The first sentence of the governing statutory subsection is permissive. When an extended jurisdiction juvenile has violated a condition of his or her sentence, a district judge "may revoke" the stay without notice and "direct that the juvenile offender be immediately taken into custody and delivered to the secretary of corrections." Once notice of the allegations supporting revocation are served on the juvenile and the juvenile's attorney of record, the juvenile may challenge the allegations. If no challenge is asserted, the statute is silent. If a challenge is asserted, a hearing is held. After such a hearing, if the district judge finds by a preponderance of the evidence that the juvenile violated a condition of his or her sentence, then the punishment for the violation is no longer permissive. Rather, the district judge "shall revoke" the stay of the adult sentence originally pronounced unless the State and the defense agree to a modification of that sentence. Under the plain language of the statute, the preponderance finding triggers automatic termination of the extended jurisdiction of the juvenile court and endows the adult court with ongoing jurisdiction for any adult sanction other than prison.

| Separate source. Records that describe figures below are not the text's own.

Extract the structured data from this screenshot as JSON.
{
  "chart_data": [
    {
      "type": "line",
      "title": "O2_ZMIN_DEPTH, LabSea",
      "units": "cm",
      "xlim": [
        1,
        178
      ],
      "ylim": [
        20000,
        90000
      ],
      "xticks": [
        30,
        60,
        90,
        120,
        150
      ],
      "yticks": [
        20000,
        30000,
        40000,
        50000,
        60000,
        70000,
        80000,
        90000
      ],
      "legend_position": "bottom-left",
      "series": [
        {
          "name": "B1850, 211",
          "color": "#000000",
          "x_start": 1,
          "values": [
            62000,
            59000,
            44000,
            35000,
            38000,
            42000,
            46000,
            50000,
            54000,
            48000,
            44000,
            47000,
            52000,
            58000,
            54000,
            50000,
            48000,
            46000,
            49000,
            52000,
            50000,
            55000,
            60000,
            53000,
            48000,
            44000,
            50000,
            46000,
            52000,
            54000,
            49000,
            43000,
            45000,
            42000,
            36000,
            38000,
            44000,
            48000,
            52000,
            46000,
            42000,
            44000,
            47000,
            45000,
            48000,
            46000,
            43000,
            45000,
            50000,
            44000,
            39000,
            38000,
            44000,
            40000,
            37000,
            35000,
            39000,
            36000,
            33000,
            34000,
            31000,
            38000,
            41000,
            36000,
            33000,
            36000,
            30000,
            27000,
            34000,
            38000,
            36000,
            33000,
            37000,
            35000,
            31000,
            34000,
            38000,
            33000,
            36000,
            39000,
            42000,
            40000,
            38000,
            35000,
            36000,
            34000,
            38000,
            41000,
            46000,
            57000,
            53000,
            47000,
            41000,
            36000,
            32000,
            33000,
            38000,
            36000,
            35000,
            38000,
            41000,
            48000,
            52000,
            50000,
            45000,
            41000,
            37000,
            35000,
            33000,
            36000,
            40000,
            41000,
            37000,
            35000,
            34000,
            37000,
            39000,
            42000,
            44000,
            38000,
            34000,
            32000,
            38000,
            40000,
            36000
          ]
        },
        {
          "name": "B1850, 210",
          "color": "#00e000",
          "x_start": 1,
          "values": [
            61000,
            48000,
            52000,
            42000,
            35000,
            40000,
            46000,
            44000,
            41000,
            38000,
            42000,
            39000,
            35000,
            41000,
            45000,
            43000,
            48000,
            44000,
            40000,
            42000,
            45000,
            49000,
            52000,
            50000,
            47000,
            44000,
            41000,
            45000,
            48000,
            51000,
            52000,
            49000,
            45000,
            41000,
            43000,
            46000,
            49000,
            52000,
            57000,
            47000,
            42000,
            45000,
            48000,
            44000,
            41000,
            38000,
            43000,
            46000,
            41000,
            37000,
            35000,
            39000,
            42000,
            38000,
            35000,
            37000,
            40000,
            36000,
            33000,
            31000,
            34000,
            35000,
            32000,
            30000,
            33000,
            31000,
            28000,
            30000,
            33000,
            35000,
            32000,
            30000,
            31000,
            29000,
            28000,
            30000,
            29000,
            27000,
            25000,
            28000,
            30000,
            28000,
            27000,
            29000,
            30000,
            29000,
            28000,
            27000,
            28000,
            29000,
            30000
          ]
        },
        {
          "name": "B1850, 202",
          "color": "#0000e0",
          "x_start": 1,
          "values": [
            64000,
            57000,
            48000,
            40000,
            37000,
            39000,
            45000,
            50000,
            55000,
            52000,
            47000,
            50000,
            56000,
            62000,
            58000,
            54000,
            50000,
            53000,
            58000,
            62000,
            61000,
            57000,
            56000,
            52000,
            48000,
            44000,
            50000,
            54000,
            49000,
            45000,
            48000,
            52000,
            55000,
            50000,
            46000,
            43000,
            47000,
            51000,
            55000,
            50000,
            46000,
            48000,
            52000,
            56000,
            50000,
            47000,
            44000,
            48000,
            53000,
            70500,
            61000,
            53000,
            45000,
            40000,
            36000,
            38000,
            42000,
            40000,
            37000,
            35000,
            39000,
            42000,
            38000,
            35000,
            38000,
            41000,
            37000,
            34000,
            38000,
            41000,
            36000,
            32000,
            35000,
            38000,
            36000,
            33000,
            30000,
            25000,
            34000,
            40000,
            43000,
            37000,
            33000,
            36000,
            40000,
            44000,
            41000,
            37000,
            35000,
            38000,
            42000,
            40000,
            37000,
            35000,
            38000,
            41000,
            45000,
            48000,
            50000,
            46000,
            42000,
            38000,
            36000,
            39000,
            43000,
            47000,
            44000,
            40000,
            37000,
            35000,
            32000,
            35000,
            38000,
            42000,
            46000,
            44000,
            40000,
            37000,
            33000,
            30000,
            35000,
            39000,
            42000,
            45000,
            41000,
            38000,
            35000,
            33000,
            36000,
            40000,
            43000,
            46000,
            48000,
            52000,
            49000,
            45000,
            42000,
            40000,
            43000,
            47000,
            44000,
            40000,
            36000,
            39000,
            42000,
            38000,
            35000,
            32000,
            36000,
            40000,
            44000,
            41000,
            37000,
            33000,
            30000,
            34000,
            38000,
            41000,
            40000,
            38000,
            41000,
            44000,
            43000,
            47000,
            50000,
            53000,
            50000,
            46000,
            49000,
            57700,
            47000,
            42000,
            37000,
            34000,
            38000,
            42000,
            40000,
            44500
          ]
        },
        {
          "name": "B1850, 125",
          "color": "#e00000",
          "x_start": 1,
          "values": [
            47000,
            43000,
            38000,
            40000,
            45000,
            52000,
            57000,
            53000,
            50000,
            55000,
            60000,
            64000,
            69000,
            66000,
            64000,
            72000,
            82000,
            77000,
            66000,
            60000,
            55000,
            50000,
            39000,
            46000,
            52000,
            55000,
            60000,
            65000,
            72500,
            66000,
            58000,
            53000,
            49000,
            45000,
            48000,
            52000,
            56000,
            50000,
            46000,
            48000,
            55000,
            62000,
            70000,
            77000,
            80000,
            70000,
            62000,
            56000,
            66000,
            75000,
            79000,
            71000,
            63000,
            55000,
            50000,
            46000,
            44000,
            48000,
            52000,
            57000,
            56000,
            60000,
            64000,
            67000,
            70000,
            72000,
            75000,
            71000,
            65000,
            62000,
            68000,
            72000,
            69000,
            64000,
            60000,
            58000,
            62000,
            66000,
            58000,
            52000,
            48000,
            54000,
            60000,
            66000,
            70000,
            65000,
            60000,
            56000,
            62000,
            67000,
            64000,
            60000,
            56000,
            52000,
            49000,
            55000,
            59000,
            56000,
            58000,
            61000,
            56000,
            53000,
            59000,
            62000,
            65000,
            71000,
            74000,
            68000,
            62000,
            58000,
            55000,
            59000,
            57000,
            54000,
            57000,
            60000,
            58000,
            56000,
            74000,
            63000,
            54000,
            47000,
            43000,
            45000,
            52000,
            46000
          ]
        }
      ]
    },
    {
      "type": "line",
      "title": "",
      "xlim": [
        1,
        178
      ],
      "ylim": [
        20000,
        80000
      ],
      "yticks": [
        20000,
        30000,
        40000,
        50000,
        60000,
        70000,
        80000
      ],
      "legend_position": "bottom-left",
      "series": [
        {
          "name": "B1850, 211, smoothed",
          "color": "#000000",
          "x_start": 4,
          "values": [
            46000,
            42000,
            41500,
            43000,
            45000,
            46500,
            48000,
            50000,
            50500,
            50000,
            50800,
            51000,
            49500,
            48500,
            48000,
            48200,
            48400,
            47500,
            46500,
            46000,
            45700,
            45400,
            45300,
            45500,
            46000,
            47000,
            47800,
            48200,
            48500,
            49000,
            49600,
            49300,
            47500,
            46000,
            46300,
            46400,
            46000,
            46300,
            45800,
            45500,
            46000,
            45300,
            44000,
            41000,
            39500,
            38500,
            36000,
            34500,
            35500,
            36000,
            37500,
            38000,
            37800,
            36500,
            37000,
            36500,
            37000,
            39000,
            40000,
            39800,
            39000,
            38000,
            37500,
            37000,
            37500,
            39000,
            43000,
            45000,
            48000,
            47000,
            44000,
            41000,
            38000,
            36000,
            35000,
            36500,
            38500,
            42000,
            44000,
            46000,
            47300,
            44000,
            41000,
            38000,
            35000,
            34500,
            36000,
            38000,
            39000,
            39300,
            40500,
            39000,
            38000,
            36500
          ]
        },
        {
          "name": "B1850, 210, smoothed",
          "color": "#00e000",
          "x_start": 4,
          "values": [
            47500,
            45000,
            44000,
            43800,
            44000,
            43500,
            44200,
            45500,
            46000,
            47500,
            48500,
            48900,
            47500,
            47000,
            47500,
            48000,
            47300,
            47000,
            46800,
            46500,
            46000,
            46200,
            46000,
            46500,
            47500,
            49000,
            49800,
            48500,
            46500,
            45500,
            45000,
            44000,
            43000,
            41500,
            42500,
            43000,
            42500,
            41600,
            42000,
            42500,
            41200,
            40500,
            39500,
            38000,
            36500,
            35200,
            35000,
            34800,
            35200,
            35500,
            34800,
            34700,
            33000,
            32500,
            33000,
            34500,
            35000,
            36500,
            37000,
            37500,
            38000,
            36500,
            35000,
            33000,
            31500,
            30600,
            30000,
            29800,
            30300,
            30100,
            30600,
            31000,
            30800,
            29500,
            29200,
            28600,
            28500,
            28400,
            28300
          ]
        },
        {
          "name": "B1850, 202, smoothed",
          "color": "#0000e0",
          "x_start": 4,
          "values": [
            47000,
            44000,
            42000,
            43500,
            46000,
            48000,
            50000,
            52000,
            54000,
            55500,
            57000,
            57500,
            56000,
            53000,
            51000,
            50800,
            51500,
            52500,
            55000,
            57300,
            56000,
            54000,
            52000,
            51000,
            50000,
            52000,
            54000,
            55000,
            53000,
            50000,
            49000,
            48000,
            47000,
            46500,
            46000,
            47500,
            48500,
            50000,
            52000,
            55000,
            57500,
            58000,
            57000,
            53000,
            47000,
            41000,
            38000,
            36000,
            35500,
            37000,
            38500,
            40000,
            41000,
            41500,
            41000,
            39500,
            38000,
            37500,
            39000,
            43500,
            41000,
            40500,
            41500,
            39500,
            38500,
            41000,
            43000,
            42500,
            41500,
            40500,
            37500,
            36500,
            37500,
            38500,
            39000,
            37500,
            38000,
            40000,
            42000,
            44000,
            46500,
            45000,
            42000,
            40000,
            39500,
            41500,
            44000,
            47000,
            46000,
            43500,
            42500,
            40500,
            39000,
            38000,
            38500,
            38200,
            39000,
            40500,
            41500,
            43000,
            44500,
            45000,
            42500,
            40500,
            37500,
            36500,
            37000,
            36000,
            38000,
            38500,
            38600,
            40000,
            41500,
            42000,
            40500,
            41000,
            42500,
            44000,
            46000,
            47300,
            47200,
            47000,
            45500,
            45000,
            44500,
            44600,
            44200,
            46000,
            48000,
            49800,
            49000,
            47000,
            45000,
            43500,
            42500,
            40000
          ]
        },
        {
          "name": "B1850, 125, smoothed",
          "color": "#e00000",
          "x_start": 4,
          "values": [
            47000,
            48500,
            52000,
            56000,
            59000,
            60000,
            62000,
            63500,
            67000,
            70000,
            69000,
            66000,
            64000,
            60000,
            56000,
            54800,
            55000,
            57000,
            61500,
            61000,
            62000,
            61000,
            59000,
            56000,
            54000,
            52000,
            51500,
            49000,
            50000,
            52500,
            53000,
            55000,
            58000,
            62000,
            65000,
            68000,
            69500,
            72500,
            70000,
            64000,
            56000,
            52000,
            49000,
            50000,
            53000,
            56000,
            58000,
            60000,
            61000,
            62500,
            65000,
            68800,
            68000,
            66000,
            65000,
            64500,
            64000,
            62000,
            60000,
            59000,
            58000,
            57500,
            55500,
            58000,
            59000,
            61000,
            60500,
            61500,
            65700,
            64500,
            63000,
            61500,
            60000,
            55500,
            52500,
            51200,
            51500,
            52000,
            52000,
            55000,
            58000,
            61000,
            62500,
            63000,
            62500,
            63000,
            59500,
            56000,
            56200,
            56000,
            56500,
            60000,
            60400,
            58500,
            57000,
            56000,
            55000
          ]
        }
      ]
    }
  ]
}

In short, K.S.A. 2013 Supp. 38-2364(b) requires a mandatory execution of the adult sentence only if the juvenile has requested a hearing and the court has found a violation by a preponderance of the evidence. The statute does not specifically address the situation before us here, where the district judge apparently scheduled a hearing on the State's motion to revoke before the juvenile asserted any challenge to the allegations of violation. We hold that in such a situation, the district judge retains discretion to determine whether a particular violation warrants revocation of the stay of the adult sentence just as he or she does if no notice has been provided to the juvenile at all.
Because the district court thought it had to impose the adult sentence, the KSC remanded for reconsideration.